Since Cyclone Nargis struck last week, her five children have had only bananas and coconut.
"We have nothing," she says, nodding towards her starving children. "They are getting weak, and I fear they will fall sick and die."
She has heard the reports of how her leaders - military generals who run one of the most controlled and isolated nations on the planet - will not let in foreign aid workers to help distribute food.
"I am angry with the Government," Dowla Shwe says. "If they can't help, why not allow foreigners to come and help us?"
Yesterday came news the United Nations would resume aid deliveries which had been suspended after a tussle with the junta.
But across Burma's ruined Irrawaddy delta, suffering, frustration and fear continue. Countless thousands are without food or fresh water or shelter - and, increasingly, without hope.

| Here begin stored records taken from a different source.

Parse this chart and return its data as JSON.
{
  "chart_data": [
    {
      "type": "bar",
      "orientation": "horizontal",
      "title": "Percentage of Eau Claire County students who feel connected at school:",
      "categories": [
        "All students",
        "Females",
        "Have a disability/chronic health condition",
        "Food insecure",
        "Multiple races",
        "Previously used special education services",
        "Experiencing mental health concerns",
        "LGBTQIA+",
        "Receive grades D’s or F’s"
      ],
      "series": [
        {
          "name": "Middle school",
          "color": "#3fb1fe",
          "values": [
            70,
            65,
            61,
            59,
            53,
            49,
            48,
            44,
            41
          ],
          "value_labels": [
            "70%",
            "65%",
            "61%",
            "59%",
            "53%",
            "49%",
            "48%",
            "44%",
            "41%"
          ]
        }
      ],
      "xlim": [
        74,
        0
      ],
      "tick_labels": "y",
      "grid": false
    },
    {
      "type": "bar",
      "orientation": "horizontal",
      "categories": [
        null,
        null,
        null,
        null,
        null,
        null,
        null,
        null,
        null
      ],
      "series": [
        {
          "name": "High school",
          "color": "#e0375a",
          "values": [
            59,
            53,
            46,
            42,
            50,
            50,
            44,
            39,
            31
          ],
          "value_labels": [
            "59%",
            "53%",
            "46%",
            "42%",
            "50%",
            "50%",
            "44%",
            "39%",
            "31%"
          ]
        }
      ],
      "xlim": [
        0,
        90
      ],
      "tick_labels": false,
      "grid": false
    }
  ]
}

Some children in rags beg by the road, waiting for deliveries of supplies that never come.
Others try to catch fish and crabs in muddy canals, surrounded by the bloated bodies of the dead, decomposing in the burning tropical sun. The smell is terrible.
U Pandita, a 24-year-old Buddhist monk, said: "All the villages have been wiped out. I saw at least 600 bodies. I myself lost 21 family members ... I feel so sad."
The delta is ground zero for Cyclone Nargis, which slammed ashore last Saturday, wiping out entire villages in virtually the blink of an eye.
The survivors may have first felt they were the lucky ones, escaping the toll of 65,000 who are dead or missing. But now they face a second tragedy - fighting hunger and disease.